Gold prices failed to hold above the 20-DMA and turned negative again. On Friday, the precious metal remains under pressure, dipping to five-day lows around $1,812 earlier during the European hours. At the time of writing, the bullion was changing hands around $1,817, struggling to regain the $1,820 area. If the pressure intensifies in the short term, gold prices could threaten the $1,800 psychological level that has been acting as support for a week already. On the other hand, this figure could trigger a bounce that will eventually take the bullion back above the mentioned moving average that arrives at $1,840 today.
The Kiwi is back on the defensive after bullish attempts failed on Thursday.

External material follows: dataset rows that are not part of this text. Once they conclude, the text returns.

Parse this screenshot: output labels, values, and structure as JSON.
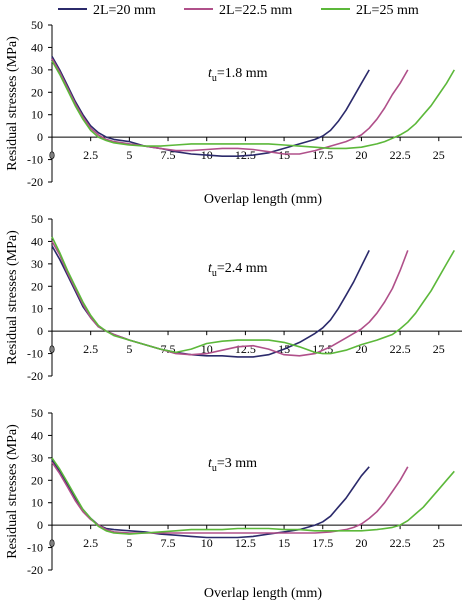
{
  "chart_data": [
    {
      "type": "line",
      "panel_label": {
        "main": "t",
        "sub": "u",
        "rest": "=1.8 mm"
      },
      "xlabel": "Overlap length (mm)",
      "ylabel": "Residual stresses (MPa)",
      "xlim": [
        0,
        26.5
      ],
      "ylim": [
        -20,
        50
      ],
      "xticks": [
        0,
        2.5,
        5,
        7.5,
        10,
        12.5,
        15,
        17.5,
        20,
        22.5,
        25
      ],
      "yticks": [
        -20,
        -10,
        0,
        10,
        20,
        30,
        40,
        50
      ],
      "series": [
        {
          "name": "2L=20 mm",
          "color": "#2b2a6b",
          "x": [
            0,
            0.5,
            1,
            1.5,
            2,
            2.5,
            3,
            3.5,
            4,
            5,
            6,
            7,
            8,
            9,
            10,
            11,
            12,
            13,
            14,
            15,
            16,
            16.5,
            17,
            17.5,
            18,
            18.5,
            19,
            19.5,
            20,
            20.5
          ],
          "y": [
            36,
            30,
            23,
            16,
            10,
            5,
            2,
            0,
            -1,
            -2,
            -4,
            -5,
            -6.5,
            -7.5,
            -8,
            -8.5,
            -8.5,
            -8,
            -7,
            -5,
            -3,
            -2,
            -1,
            0.5,
            3,
            7,
            12,
            18,
            24,
            30
          ]
        },
        {
          "name": "2L=22.5 mm",
          "color": "#b0508a",
          "x": [
            0,
            0.5,
            1,
            1.5,
            2,
            2.5,
            3,
            3.5,
            4,
            5,
            6,
            7,
            8,
            9,
            10,
            11,
            12,
            13,
            14,
            15,
            16,
            17,
            18,
            19,
            19.5,
            20,
            20.5,
            21,
            21.5,
            22,
            22.5,
            23
          ],
          "y": [
            35,
            29,
            22,
            15,
            9,
            4,
            1,
            -1,
            -2,
            -3,
            -4,
            -5,
            -6,
            -6,
            -5.5,
            -5,
            -5,
            -5.5,
            -6.5,
            -7.5,
            -7.5,
            -6,
            -4,
            -2,
            -0.5,
            1,
            4,
            8,
            13,
            19,
            24,
            30
          ]
        },
        {
          "name": "2L=25 mm",
          "color": "#5cb83a",
          "x": [
            0,
            0.5,
            1,
            1.5,
            2,
            2.5,
            3,
            3.5,
            4,
            5,
            6,
            7,
            8,
            9,
            10,
            11,
            12,
            13,
            14,
            15,
            16,
            17,
            18,
            19,
            20,
            21,
            21.5,
            22,
            22.5,
            23,
            23.5,
            24,
            24.5,
            25,
            25.5,
            26
          ],
          "y": [
            34,
            28,
            21,
            14,
            8,
            3,
            0,
            -1.5,
            -2.5,
            -3.5,
            -4,
            -4,
            -3.5,
            -3,
            -3,
            -3,
            -3,
            -3,
            -3,
            -3.5,
            -4,
            -4.5,
            -5,
            -5,
            -4.5,
            -3,
            -2,
            -0.5,
            1,
            3,
            6,
            10,
            14,
            19,
            24,
            30
          ]
        }
      ]
    },
    {
      "type": "line",
      "panel_label": {
        "main": "t",
        "sub": "u",
        "rest": "=2.4 mm"
      },
      "xlabel": "",
      "ylabel": "Residual stresses (MPa)",
      "xlim": [
        0,
        26.5
      ],
      "ylim": [
        -20,
        50
      ],
      "xticks": [
        0,
        2.5,
        5,
        7.5,
        10,
        12.5,
        15,
        17.5,
        20,
        22.5,
        25
      ],
      "yticks": [
        -20,
        -10,
        0,
        10,
        20,
        30,
        40,
        50
      ],
      "series": [
        {
          "name": "2L=20 mm",
          "color": "#2b2a6b",
          "x": [
            0,
            0.5,
            1,
            1.5,
            2,
            2.5,
            3,
            3.5,
            4,
            5,
            6,
            7,
            8,
            9,
            10,
            11,
            12,
            13,
            14,
            15,
            16,
            16.5,
            17,
            17.5,
            18,
            18.5,
            19,
            19.5,
            20,
            20.5
          ],
          "y": [
            38,
            32,
            25,
            18,
            11,
            6,
            2,
            0,
            -1.5,
            -4,
            -6,
            -8,
            -9.5,
            -10.5,
            -11,
            -11,
            -11.5,
            -11.5,
            -10.5,
            -8,
            -5,
            -3,
            -1,
            1.5,
            5,
            10,
            16,
            22,
            29,
            36
          ]
        },
        {
          "name": "2L=22.5 mm",
          "color": "#b0508a",
          "x": [
            0,
            0.5,
            1,
            1.5,
            2,
            2.5,
            3,
            3.5,
            4,
            5,
            6,
            7,
            8,
            9,
            10,
            11,
            12,
            13,
            14,
            15,
            16,
            17,
            18,
            19,
            19.5,
            20,
            20.5,
            21,
            21.5,
            22,
            22.5,
            23
          ],
          "y": [
            40,
            34,
            26,
            19,
            12,
            6,
            2,
            0,
            -1.5,
            -4,
            -6,
            -8,
            -10,
            -10.5,
            -10,
            -8.5,
            -7,
            -6.5,
            -8,
            -10.5,
            -11,
            -10,
            -7,
            -3,
            -1,
            1,
            4,
            8,
            13,
            19,
            27,
            36
          ]
        },
        {
          "name": "2L=25 mm",
          "color": "#5cb83a",
          "x": [
            0,
            0.5,
            1,
            1.5,
            2,
            2.5,
            3,
            3.5,
            4,
            5,
            6,
            7,
            8,
            9,
            10,
            11,
            12,
            13,
            14,
            15,
            16,
            17,
            17.5,
            18,
            19,
            20,
            21,
            22,
            22.5,
            23,
            23.5,
            24,
            24.5,
            25,
            25.5,
            26
          ],
          "y": [
            42,
            35,
            27,
            20,
            13,
            7,
            2.5,
            0,
            -2,
            -4,
            -6,
            -8,
            -9.5,
            -8,
            -5.5,
            -4.5,
            -4,
            -4,
            -4,
            -5,
            -7,
            -9.5,
            -10,
            -10,
            -8.5,
            -6,
            -4,
            -1.5,
            1,
            4,
            8,
            13,
            18,
            24,
            30,
            36
          ]
        }
      ]
    },
    {
      "type": "line",
      "panel_label": {
        "main": "t",
        "sub": "u",
        "rest": "=3 mm"
      },
      "xlabel": "Overlap length (mm)",
      "ylabel": "Residual stresses (MPa)",
      "xlim": [
        0,
        26.5
      ],
      "ylim": [
        -20,
        50
      ],
      "xticks": [
        0,
        2.5,
        5,
        7.5,
        10,
        12.5,
        15,
        17.5,
        20,
        22.5,
        25
      ],
      "yticks": [
        -20,
        -10,
        0,
        10,
        20,
        30,
        40,
        50
      ],
      "series": [
        {
          "name": "2L=20 mm",
          "color": "#2b2a6b",
          "x": [
            0,
            0.5,
            1,
            1.5,
            2,
            2.5,
            3,
            3.5,
            4,
            5,
            6,
            7,
            8,
            9,
            10,
            11,
            12,
            13,
            14,
            15,
            16,
            16.5,
            17,
            17.5,
            18,
            18.5,
            19,
            19.5,
            20,
            20.5
          ],
          "y": [
            29,
            24,
            18,
            12,
            7,
            3,
            0,
            -1.5,
            -2,
            -2.5,
            -3,
            -4,
            -4.5,
            -5,
            -5.5,
            -5.5,
            -5.5,
            -5,
            -4,
            -3,
            -2,
            -1,
            0,
            1.5,
            4,
            8,
            12,
            17,
            22,
            26
          ]
        },
        {
          "name": "2L=22.5 mm",
          "color": "#b0508a",
          "x": [
            0,
            0.5,
            1,
            1.5,
            2,
            2.5,
            3,
            3.5,
            4,
            5,
            6,
            7,
            8,
            9,
            10,
            11,
            12,
            13,
            14,
            15,
            16,
            17,
            18,
            19,
            19.5,
            20,
            20.5,
            21,
            21.5,
            22,
            22.5,
            23
          ],
          "y": [
            28,
            23,
            17,
            11,
            6,
            2.5,
            0,
            -2,
            -3,
            -3.5,
            -3.5,
            -3.5,
            -3.5,
            -3.5,
            -3.5,
            -3.5,
            -3.5,
            -3.5,
            -3.5,
            -3.5,
            -3.5,
            -3.5,
            -3,
            -2,
            -1,
            0.5,
            3,
            6,
            10,
            15,
            20,
            26
          ]
        },
        {
          "name": "2L=25 mm",
          "color": "#5cb83a",
          "x": [
            0,
            0.5,
            1,
            1.5,
            2,
            2.5,
            3,
            3.5,
            4,
            5,
            6,
            7,
            8,
            9,
            10,
            11,
            12,
            13,
            14,
            15,
            16,
            17,
            18,
            19,
            20,
            21,
            22,
            22.5,
            23,
            23.5,
            24,
            24.5,
            25,
            25.5,
            26
          ],
          "y": [
            30,
            25,
            19,
            13,
            7,
            3,
            -0.5,
            -2.5,
            -3.5,
            -4,
            -3.5,
            -3,
            -2.5,
            -2,
            -2,
            -2,
            -1.5,
            -1.5,
            -1.5,
            -2,
            -2,
            -2.5,
            -2.5,
            -2.5,
            -2.5,
            -2,
            -1,
            0,
            2,
            5,
            8,
            12,
            16,
            20,
            24
          ]
        }
      ]
    }
  ]
}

The pair was rejected from local highs around 0.7250, slipping down below the 0.7200 handle. in recent trading, NZDUSD dipped to the 0.7180 area where the 20-DMA lies. A break below this support zone would pave the way towards 0.7150, followed by the 0.7100 figure. However, it looks like the mentioned moving average could withstand the downside pressure in the short term. If so, a bounce should be expected. On the weekly charts, the pair is finishing the trading week unchanged, staying not far from Apri-2018 highs registered above the 0.7300 level at the start of this year.